Interesting that Damocles asks for a benevolent spirit to follow him, not Kalliarista in some afterlife. It is for the benefit of the living, not the dead. Also note the conditionality regarding women…
Sarcophagus, Byblos, 4th century
“In this coffin lie I, Batnoam, mother of King Ozbaal, King of Byblos, son of Paltibaal, priest of the Lady, in a robe and with a tiara on my head and a gold leaf on my mouth, as was the custom with the royal ladies who were before me.”
Funereal stele, Sidon, Hellenistic period
“Good Robia, who never harmed anyone, farewell.”
Tablet, Byblos, 10th century BC
“To Zalaya, the man of Damascus! So speaks the king. I am sending you this tablet, my message to you. In addition, send me the Hapiru… about whom I have already written in these words: ‘I will give them the cities of the Kasa where they can live instead of those I have deported.’

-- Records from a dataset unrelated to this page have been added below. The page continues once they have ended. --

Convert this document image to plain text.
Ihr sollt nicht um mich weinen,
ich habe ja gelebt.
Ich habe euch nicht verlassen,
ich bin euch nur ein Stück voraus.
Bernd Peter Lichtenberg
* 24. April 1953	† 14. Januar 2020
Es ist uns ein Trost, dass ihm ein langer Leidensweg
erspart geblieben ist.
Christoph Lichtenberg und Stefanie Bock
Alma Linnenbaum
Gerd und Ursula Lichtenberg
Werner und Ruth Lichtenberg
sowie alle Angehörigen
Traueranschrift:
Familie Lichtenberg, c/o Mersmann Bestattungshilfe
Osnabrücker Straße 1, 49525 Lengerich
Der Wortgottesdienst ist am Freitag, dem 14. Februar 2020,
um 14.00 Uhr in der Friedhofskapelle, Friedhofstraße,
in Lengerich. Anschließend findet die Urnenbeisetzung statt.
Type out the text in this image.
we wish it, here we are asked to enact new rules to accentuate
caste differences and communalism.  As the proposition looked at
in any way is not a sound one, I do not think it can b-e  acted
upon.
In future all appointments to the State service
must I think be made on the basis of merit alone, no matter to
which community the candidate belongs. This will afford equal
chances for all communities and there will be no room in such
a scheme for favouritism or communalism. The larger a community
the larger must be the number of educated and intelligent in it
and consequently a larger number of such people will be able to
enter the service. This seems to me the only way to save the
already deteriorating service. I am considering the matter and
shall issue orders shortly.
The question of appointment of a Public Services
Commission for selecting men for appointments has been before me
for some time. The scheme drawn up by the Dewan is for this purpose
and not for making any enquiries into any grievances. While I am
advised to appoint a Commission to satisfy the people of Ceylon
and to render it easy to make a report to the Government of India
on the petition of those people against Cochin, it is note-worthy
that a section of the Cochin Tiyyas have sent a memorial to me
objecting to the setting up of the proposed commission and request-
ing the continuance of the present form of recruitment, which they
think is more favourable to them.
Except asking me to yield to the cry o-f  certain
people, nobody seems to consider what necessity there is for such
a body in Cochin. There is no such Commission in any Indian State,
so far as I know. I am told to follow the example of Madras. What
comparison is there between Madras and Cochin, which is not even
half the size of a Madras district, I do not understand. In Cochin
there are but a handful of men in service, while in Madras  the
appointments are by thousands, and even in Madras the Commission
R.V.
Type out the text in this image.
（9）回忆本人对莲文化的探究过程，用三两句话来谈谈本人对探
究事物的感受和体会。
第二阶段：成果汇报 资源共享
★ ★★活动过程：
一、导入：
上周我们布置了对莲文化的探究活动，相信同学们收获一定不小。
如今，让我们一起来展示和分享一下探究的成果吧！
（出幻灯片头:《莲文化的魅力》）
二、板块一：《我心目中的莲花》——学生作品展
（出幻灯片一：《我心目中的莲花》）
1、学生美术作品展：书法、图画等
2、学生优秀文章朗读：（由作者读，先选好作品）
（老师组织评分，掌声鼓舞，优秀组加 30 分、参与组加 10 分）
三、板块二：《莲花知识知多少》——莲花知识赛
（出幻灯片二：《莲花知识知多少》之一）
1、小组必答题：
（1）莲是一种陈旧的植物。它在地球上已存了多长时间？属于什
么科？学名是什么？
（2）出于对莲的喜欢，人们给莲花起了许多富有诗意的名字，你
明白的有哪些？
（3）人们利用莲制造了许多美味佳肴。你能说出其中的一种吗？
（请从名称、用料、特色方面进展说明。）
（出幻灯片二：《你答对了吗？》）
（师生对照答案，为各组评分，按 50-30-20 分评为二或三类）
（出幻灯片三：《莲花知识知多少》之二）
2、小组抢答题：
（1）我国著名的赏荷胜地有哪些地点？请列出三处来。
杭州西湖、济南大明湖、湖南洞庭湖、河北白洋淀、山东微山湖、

“Also know that the king is in good health as the sun in the heavens. His troops and his chariots are numerous, from the Upper Country until the Lower Country, from the Levant to the sunset, all is for the best.”
Sarcophagus of Ahiram, King of Byblos, 10th century BC
“Now, if a king among kings, or a governor among governors, or a commander of an army should come up against Byblos and uncover this coffin, may the sceptre of his rule be torn away, may the throne of his kingdom be overturned and may peace flee from Byblos. And as for him, may his inscription be effaced.”
Stele of Rameses II, Tyre, 13th century BC
“Rameses II slaughters the enemies of Egypt before the war god Ré-Hor-akhty.”
Inscription, Ayos Nikolaos church, Mustafapaşa village, Capadoccia
“I am a church of the most august couple Constantine and Helen, in the times of Sultan Ahmet I I was entirely built.”